Boston Marathon Winner Trusts in Chiropractic Care
By Editorial Staff
When Meb Keflezighi crossed the finish line at the 2014 Boston Marathon, becoming the first American man to win the prestigious event in 21 years, he exemplified more than just "Boston Strong" one year after the senseless terrorist bombings; he embodied "chiropractic strong," a testament to the work of his doctor of chiropractic, San Diego-based Devin Young, DC.
Speaking about Dr. Young following his victory, Meb said: "As an elite athlete, recovery and therapy is essential to staying healthy and competitive. I have seen Dr. Devin Young as my chiropractor for years and see him twice a week during training. His care has been especially helpful leading up to and including the Boston Marathon. I have been able to recover faster and easier after races. He is very knowledgeable and professional, and I am very thankful to have him locally to keep me healthy."
In this exclusive Q&A with Dr. Young, learn how he became involved with Meb, how he helps Meb prepare for elite competitive events such as the Boston Marathon – and how chiropractic care can help you, whether you're a weekend runner or a professional.
Q: Dr. Young, when and under what circumstances did you become Meb Keflezighi's chiropractor?
A: I was introduced to Meb when I was living in Mammoth Lakes, Calif., where USATF [USA Track & Field] had an elite training group. At the time, I wasn't even a chiropractor. When I made the decision to go to chiropractic school, I obviously had to move. I went to Life West [in Hayward, Calif.], which is still reasonably close to Mammoth, so I would go back to Mammoth and visit friends frequently. During one of my visits, I ran into Meb and we got to talking. He asked me if I wouldn't mind checking a couple things on him. That was in 2010 or 2011.

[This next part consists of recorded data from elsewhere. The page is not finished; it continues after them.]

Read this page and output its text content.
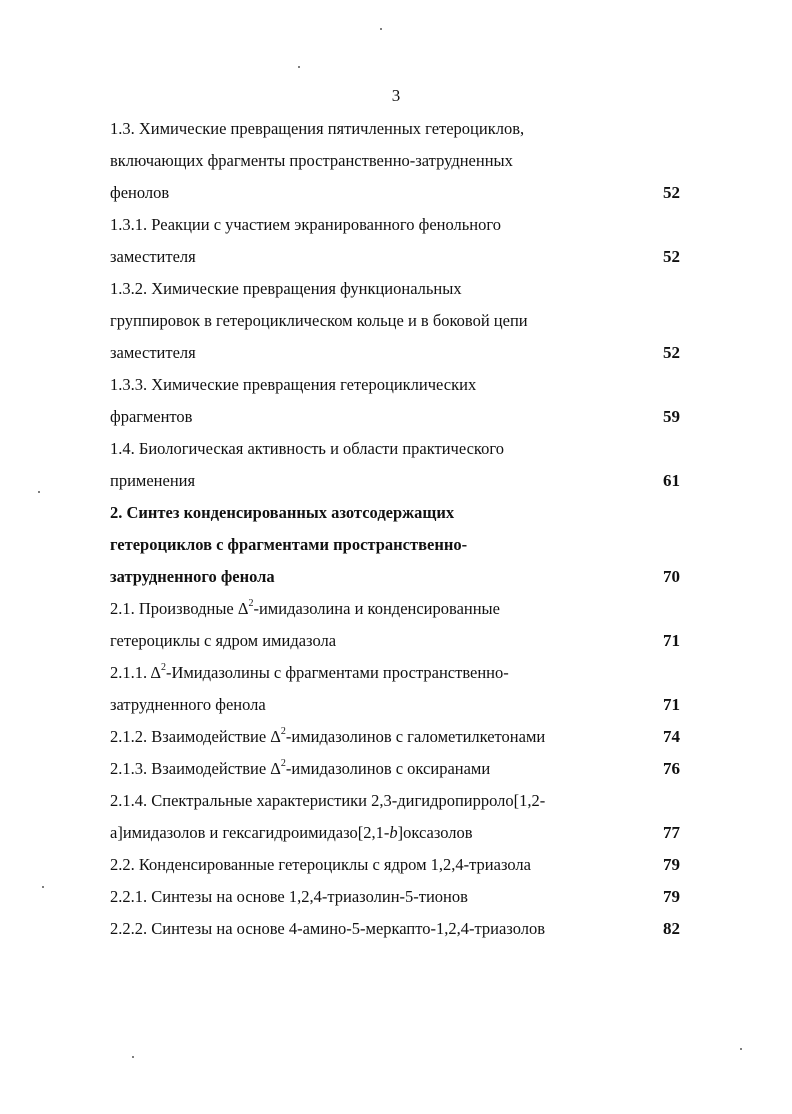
3
1.3. Химические превращения пятичленных гетероциклов,
включающих фрагменты пространственно-затрудненных
фенолов	52
1.3.1. Реакции с участием экранированного фенольного
заместителя	52
1.3.2. Химические превращения функциональных
группировок в гетероциклическом кольце и в боковой цепи
заместителя	52
1.3.3. Химические превращения гетероциклических
фрагментов	59
1.4. Биологическая активность и области практического
применения	61
2. Синтез конденсированных азотсодержащих
гетероциклов с фрагментами пространственно-
затрудненного фенола	70
2.1. Производные $\Delta^2$-имидазолина и конденсированные
гетероциклы с ядром имидазола	71
2.1.1. $\Delta^2$-Имидазолины с фрагментами пространственно-
затрудненного фенола	71
2.1.2. Взаимодействие $\Delta^2$-имидазолинов с галометилкетонами	74
2.1.3. Взаимодействие $\Delta^2$-имидазолинов с оксиранами	76
2.1.4. Спектральные характеристики 2,3-дигидропирроло[1,2-
а]имидазолов и гексагидроимидазо[2,1-b]оксазолов	77
2.2. Конденсированные гетероциклы с ядром 1,2,4-триазола	79
2.2.1. Синтезы на основе 1,2,4-триазолин-5-тионов	79
2.2.2. Синтезы на основе 4-амино-5-меркапто-1,2,4-триазолов	82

He seemed to respond really well, and from that point on, every time I went to Mammoth, I'd check on him. When he was anywhere remotely close to me, we'd find a way to get him checked. As luck would have it, we both ended up in San Diego, so he is able to get checked consistently now.

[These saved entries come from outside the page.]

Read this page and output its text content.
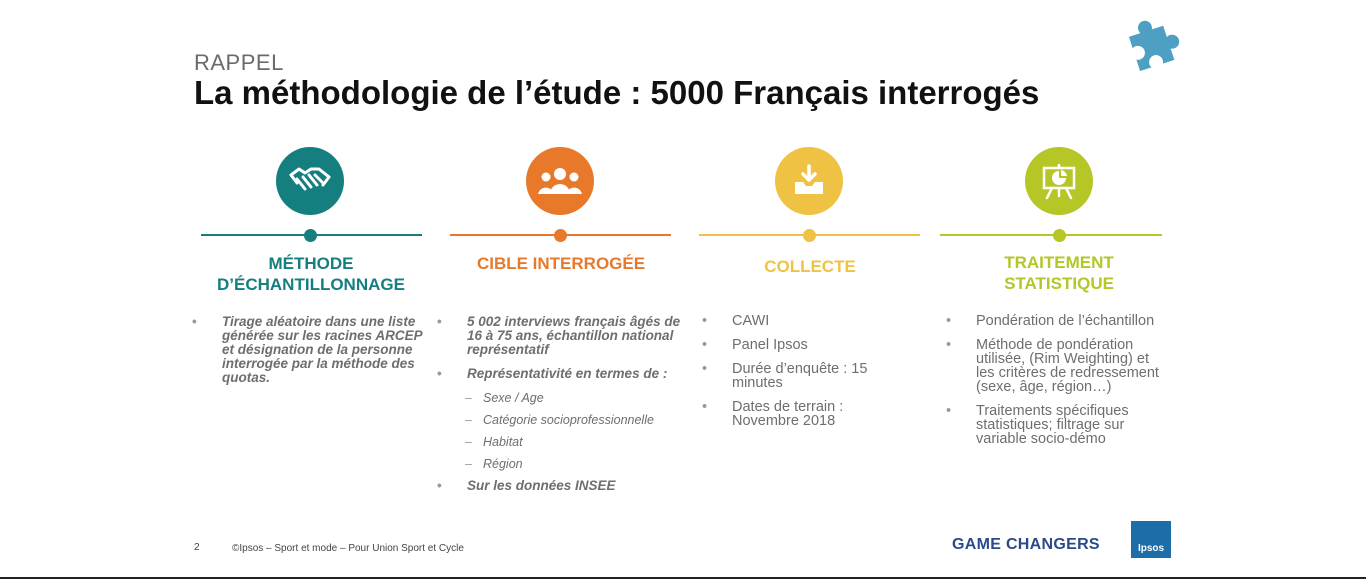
RAPPEL
La méthodologie de l’étude : 5000 Français interrogés
MÉTHODE
D’ÉCHANTILLONNAGE
• Tirage aléatoire dans une liste générée sur les racines ARCEP et désignation de la personne interrogée par la méthode des quotas.
CIBLE INTERROGÉE
• 5 002 interviews français âgés de 16 à 75 ans, échantillon national représentatif
• Représentativité en termes de :
– Sexe / Age
– Catégorie socioprofessionnelle
– Habitat
– Région
• Sur les données INSEE
COLLECTE
• CAWI
• Panel Ipsos
• Durée d’enquête : 15 minutes
• Dates de terrain : Novembre 2018
TRAITEMENT
STATISTIQUE
• Pondération de l’échantillon
• Méthode de pondération utilisée, (Rim Weighting) et les critères de redressement (sexe, âge, région…)
• Traitements spécifiques statistiques; filtrage sur variable socio-démo
2	©Ipsos – Sport et mode – Pour Union Sport et Cycle	GAME CHANGERS	Ipsos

Q: What chiropractic protocols do you employ between / before / after races (in-office) to help Meb perform his best and avoid injury?

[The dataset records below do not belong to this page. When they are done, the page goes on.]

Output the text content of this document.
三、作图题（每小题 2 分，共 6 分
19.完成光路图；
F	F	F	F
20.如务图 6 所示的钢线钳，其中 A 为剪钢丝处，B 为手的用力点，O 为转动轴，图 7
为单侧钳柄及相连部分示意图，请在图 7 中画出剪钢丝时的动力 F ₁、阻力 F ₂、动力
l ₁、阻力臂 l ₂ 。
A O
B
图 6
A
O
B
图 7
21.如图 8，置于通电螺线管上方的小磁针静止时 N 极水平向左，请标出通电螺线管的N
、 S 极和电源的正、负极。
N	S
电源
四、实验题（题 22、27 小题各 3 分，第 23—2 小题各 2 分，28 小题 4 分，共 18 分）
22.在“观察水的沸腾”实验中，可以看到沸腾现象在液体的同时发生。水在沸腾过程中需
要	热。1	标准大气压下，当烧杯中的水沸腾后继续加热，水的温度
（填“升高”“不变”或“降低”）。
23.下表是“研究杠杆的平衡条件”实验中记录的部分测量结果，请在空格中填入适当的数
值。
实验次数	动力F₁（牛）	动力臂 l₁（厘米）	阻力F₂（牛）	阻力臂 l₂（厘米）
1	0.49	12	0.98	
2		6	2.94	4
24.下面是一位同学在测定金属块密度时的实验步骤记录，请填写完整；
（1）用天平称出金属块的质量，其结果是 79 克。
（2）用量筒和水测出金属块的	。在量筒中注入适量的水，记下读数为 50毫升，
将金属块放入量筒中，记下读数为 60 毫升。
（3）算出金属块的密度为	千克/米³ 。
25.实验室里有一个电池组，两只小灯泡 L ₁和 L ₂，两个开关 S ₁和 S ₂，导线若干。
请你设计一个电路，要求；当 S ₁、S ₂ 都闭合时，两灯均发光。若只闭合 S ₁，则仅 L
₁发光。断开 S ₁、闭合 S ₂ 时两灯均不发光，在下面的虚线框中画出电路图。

A: I view the primary goal of any [chiropractic] adjustment as being the reduction of interference in the body. In the build-up phase leading up to races, that allows for maximum performance on race day. In recovery phase, it allows for optimum healing. I do use different tools at times, but it's based on what he (or any other patient) needs at that moment, not based on before or after a race.
Q: Did you attend the Boston Marathon as Meb's DC?
A: I did not attend the Boston Marathon. It would have been an amazing experience, to say the least! However, leading up to Boston, Meb had been training up in Mammoth. He had a red-eye flight from San Diego to Boston, and was driving back into town that afternoon. He asked me if there was any way I could meet him at his house – he had left himself just enough time to kiss his girls, pack his bags, and get adjusted. He went right from being adjusted to the airport!
I have been with him at other races, and it's always chaotic because of media requests, obligations, etc. We usually end up in a cramped hotel room. I was with him in Houston in 2012 for the Olympic Trials. I checked him the evening before the race, which he of course ended up winning to go to the London Olympics [where he finished fourth, just off the medal stand]. It's become a routine now to get adjusted as close as possible to the race.
Q: What are the most common running-specific injury patterns you see, and how does chiropractic help minimize / prevent those injuries?
A: The most common injury I see is unexplained knee / hip / foot pain. These are often pains that have no real explanation, and [are] often slow in onset – something that has been slowly building. No trauma, no known injury. Chiropractic is amazingly effective with these situations, and can often resolve them quite well (depending on how long somebody has let it go).
Q: Do you work with any other athletes? If so, what sports are they involved in, and what protocols do you utilize that might be different from treating a runner?
A: I work with a number of athletes from a variety of sports. I work with jiu-jitsu athletes, ballet dancers, triathletes, and cyclists. I really don't feel like I do anything different with them than I do with runners. I may have to pay special attention to a couple of areas, but it really comes down to removing the interference so their bodies can recover and be ready to compete at their highest level.
Jiu-jitsu involves a lot of grappling, so hands / wrists can be more involved. I also sometimes need to see [these athletes] more frequently because of the combative nature of the sport. Ballet dancers also have a lot of foot issues that are unique to them.